The singers mostly performed stunningly, but the star of the night was Monica Bacelli, whose phrasing conveyed Mélisande’s fragility, gentle warmth, and fears. She even intoned her lines with wit, when she claimed she never lies, except to her husband. Humour also came from Roberto Frontali as Golaud, when the older brother suggests the two lovers are just young children, unwilling to acknowledge their love affair right under his nose. Frontali also outshone Paolo Fanale as Pelléas, as his voice overcame the intensity of the orchestra, something with which Fanale’s gentle voice struggled.

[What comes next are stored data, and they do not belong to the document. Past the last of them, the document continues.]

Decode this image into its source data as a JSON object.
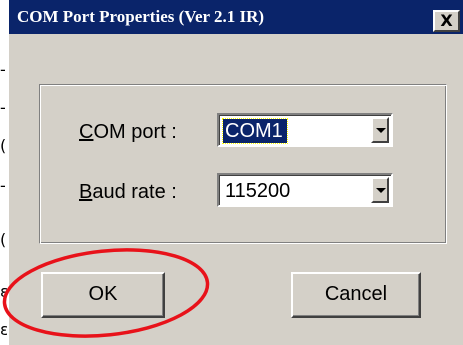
{
  "dialog": {
    "title": "COM Port Properties (Ver 2.1 IR)",
    "close_glyph": "X"
  },
  "fields": {
    "com_port": {
      "label_first": "C",
      "label_rest": "OM port :",
      "value": "COM1"
    },
    "baud_rate": {
      "label_first": "B",
      "label_rest": "aud rate :",
      "value": "115200"
    }
  },
  "buttons": {
    "ok_label": "OK",
    "cancel_label": "Cancel"
  },
  "annotation": {
    "color": "#e8121a",
    "target": "ok-button"
  },
  "colors": {
    "titlebar": "#0a246a",
    "face": "#d4d0c8"
  }
}
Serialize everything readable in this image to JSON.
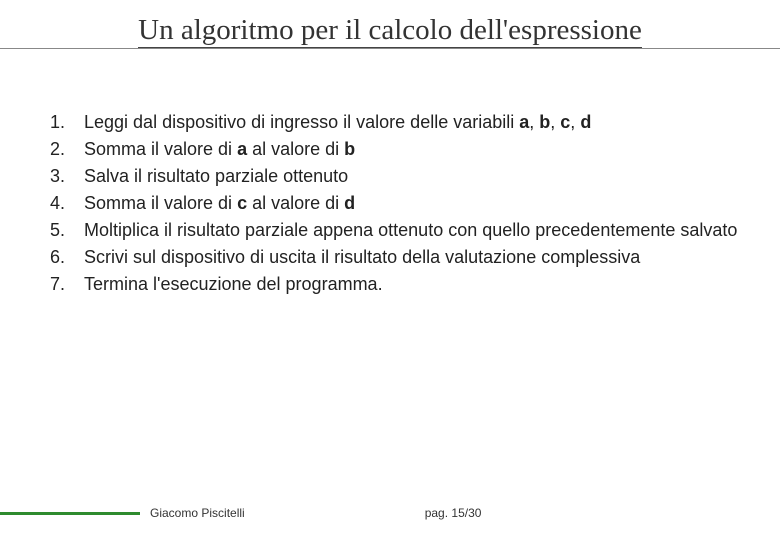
{
  "title": "Un algoritmo per il calcolo dell'espressione",
  "items": [
    {
      "n": "1.",
      "html": "Leggi dal dispositivo di ingresso il valore delle variabili <span class='b'>a</span>, <span class='b'>b</span>, <span class='b'>c</span>, <span class='b'>d</span>"
    },
    {
      "n": "2.",
      "html": "Somma il valore di <span class='b'>a</span> al valore di <span class='b'>b</span>"
    },
    {
      "n": "3.",
      "html": "Salva il risultato parziale ottenuto"
    },
    {
      "n": "4.",
      "html": "Somma il valore di <span class='b'>c</span> al valore di <span class='b'>d</span>"
    },
    {
      "n": "5.",
      "html": "Moltiplica il risultato parziale appena ottenuto con quello precedentemente salvato"
    },
    {
      "n": "6.",
      "html": "Scrivi sul dispositivo di uscita il risultato della valutazione complessiva"
    },
    {
      "n": "7.",
      "html": "Termina l'esecuzione del programma."
    }
  ],
  "footer": {
    "author": "Giacomo Piscitelli",
    "page": "pag. 15/30"
  }
}
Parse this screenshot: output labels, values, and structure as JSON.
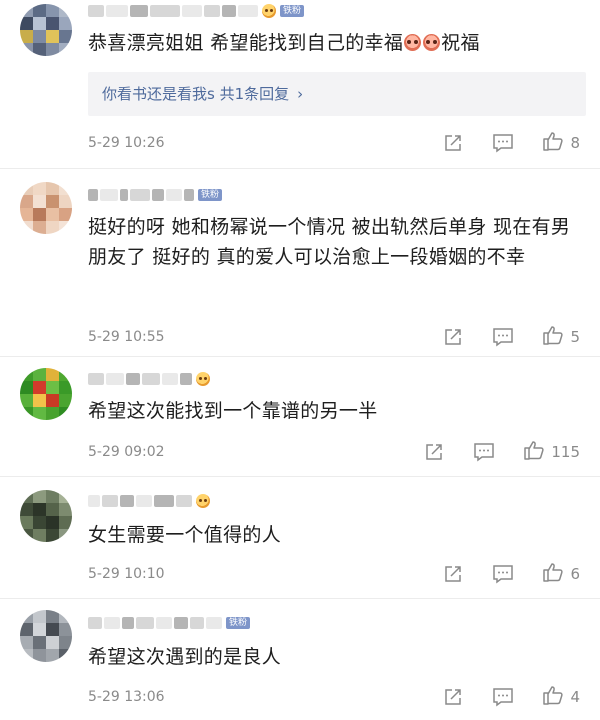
{
  "comments": [
    {
      "text_before_emoji": "恭喜漂亮姐姐  希望能找到自己的幸福",
      "text_after_emoji": "祝福",
      "inline_emojis": [
        "face-emoji",
        "face-emoji"
      ],
      "name_emoji": "grin-emoji",
      "badge": "铁粉",
      "reply_text": "你看书还是看我s  共1条回复",
      "reply_chevron": "›",
      "time": "5-29 10:26",
      "likes": "8"
    },
    {
      "text": "挺好的呀 她和杨幂说一个情况 被出轨然后单身 现在有男朋友了 挺好的 真的爱人可以治愈上一段婚姻的不幸",
      "badge": "铁粉",
      "time": "5-29 10:55",
      "likes": "5"
    },
    {
      "text": "希望这次能找到一个靠谱的另一半",
      "name_emoji": "grin-emoji",
      "time": "5-29 09:02",
      "likes": "115"
    },
    {
      "text": "女生需要一个值得的人",
      "name_emoji": "grin-emoji",
      "time": "5-29 10:10",
      "likes": "6"
    },
    {
      "text": "希望这次遇到的是良人",
      "badge": "铁粉",
      "time": "5-29 13:06",
      "likes": "4"
    }
  ],
  "icons": {
    "share": "share-icon",
    "comment": "comment-icon",
    "like": "thumbs-up-icon"
  },
  "colors": {
    "link": "#4e6a9c",
    "badge": "#7e95c9",
    "meta": "#8a8a8a"
  }
}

Roberto Scandiuzzi (with a strange Fu Man Chu moustache) portrayed the ageing Arkel with surprising lightness and optimism. Silvia Frigato characterised Golaud’s son Yniold convincingly, performing a disarming solo in Act IV.

The final act was a big disappointed, however. The long set change detracted from the overall momentum, as even Gatti had to halt the orchestra until the stage was ready. The removal of all geometrical structures and colourful lighting turned the stage into a vast plane of white brightness, reminiscent of hospital sterility. Act V, when Mélisande lays dying on an upright placed bed, felt long winded, and I actually stopped caring about what was going, exposing what made the production so great: the intense chemistry earlier between the two main characters enriched by the intense colours.

Gatti masterfully led the orchestra throughout, determinedly sculpting Debussy’s score as if Michelangelo working on his David. With continuous transparency, deeply glowing strings, brooding double basses, whimsical woodwinds, romanticizing harps and barely audible timpani simmering in the background, Gatti revealed what a terrific orchestra they have in Florence. The Opera di Firenze’s exquisite acoustics (you can hear people whispering far away) improved Gatti’s interpretation. They probably would never have anticipated this, but the De Medicis would be smiling in their graves, with Florence’s new opera house and this fabulous production in the birthplace of opera.